I wanted them to be rid of any apprehension of interacting with me. In classes I created quizzes for them to attempt, I started giving them more time to draw to express themselves and then teaching them how to describe what they drew in English. They felt more comfortable writing down English words than articulating them for fear of mispronouncing them. I would then say words and sentences and get them to repeat after me. The students gradually started developing a penchant for the classes and were not afraid of me anymore. They would write me letters, they would come up to me and have a chat during their break times, and some of them even invited me to have lunch with them. During their classes, I taught them about my country and its culture. I even taught them how a line follower robot works using a bot car I had programmed! They had lots of fun constructing different tracks for the robot to run on.
Ultimately, I would never regret having taken this journey as I have gained so much from it. The gratification you get from knowing that you made a difference in someone’s life will remain unmatched. Some students continue to text me on messenger saying that they miss me or just to have a conversation with me. One even said ‘Sneha teacher, please text me a few questions in English! I want to see if I can answer them’. To realise that I inspired the students to learn English and take initiatives to keep improving their skills makes me feel special and it undoubtedly boosts my self-confidence. I think while studying we get caught up in finding an internship or landing that first job related to our field. Remember, you can always do something very different from what you are studying and try to incorporate your interests to make the most out of the new experience. Who knows, it may even make you rethink your degree.
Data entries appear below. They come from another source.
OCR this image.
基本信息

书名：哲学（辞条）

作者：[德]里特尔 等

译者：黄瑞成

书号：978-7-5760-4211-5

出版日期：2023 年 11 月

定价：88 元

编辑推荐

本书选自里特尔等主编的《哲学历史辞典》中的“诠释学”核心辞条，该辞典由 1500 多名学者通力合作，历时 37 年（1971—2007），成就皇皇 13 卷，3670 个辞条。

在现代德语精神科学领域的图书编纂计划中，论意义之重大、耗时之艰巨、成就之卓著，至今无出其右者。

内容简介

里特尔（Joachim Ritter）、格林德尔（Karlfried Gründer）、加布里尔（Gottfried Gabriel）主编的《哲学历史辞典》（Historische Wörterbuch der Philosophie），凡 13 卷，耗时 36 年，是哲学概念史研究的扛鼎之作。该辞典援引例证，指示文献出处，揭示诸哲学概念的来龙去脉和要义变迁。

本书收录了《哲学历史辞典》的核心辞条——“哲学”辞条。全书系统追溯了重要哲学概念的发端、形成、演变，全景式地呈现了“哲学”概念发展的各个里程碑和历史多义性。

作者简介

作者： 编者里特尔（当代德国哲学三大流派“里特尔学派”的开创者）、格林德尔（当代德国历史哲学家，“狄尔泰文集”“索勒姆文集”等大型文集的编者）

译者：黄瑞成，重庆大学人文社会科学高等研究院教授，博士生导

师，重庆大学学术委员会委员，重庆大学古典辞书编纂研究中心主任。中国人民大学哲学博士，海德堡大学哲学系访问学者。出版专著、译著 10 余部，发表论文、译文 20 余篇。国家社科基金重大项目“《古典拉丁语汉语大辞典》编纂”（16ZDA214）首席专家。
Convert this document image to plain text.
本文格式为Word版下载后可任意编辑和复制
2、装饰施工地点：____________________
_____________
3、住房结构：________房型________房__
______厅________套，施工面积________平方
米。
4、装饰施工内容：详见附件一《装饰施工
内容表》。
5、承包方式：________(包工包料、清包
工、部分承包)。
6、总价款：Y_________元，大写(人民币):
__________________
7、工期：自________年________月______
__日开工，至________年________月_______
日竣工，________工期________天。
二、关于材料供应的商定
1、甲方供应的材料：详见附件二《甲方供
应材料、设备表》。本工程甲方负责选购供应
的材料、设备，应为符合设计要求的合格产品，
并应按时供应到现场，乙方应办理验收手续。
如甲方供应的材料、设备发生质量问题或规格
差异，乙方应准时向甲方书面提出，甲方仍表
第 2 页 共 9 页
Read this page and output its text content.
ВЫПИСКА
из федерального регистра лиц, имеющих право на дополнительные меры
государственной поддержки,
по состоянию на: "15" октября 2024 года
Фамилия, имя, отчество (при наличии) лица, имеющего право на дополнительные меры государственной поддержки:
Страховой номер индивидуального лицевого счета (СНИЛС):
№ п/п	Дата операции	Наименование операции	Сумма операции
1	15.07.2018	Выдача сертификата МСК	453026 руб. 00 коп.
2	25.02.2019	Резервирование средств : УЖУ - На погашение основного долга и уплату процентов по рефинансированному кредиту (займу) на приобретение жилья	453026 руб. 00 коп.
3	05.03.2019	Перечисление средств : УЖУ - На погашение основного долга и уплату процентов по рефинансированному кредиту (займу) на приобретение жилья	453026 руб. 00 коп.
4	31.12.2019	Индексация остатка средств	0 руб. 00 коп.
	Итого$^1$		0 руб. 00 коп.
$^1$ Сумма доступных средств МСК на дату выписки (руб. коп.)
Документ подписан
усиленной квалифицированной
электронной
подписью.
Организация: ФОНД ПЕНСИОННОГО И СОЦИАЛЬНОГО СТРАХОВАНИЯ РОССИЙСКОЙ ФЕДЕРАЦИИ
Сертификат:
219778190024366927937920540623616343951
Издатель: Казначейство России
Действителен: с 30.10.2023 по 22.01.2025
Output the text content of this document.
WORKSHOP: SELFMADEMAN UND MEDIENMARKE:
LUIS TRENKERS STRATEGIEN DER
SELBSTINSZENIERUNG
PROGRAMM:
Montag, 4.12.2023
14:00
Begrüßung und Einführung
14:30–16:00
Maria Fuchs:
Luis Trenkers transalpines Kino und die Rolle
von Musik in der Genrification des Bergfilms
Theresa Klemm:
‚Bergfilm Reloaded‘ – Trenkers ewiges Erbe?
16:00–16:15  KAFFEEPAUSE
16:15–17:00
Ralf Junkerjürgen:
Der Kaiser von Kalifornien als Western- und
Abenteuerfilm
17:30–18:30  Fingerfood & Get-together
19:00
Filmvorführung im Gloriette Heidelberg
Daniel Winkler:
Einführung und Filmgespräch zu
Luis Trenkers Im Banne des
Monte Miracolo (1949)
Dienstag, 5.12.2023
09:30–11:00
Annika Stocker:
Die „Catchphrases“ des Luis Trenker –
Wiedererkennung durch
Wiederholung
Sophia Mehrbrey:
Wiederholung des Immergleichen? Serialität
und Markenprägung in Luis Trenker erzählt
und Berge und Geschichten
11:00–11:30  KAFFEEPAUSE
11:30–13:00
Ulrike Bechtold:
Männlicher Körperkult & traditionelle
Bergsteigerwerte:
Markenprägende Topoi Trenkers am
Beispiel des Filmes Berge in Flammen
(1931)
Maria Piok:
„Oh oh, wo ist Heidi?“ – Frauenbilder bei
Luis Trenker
For example, I study Mechatronics Engineering, yet I was able to use my English lessons to teach them about programming and how a simple bot car would work. While I won’t be changing degrees, I feel a sense of achievement that I was able to successfully cross boundaries to create an impact in another part of the world. This project has been a very memorable experience for me and I will carry the lessons I learnt from it with me throughout my life. I hope if you get a chance to go on similar volunteering projects that you go ahead and give it a try yourself!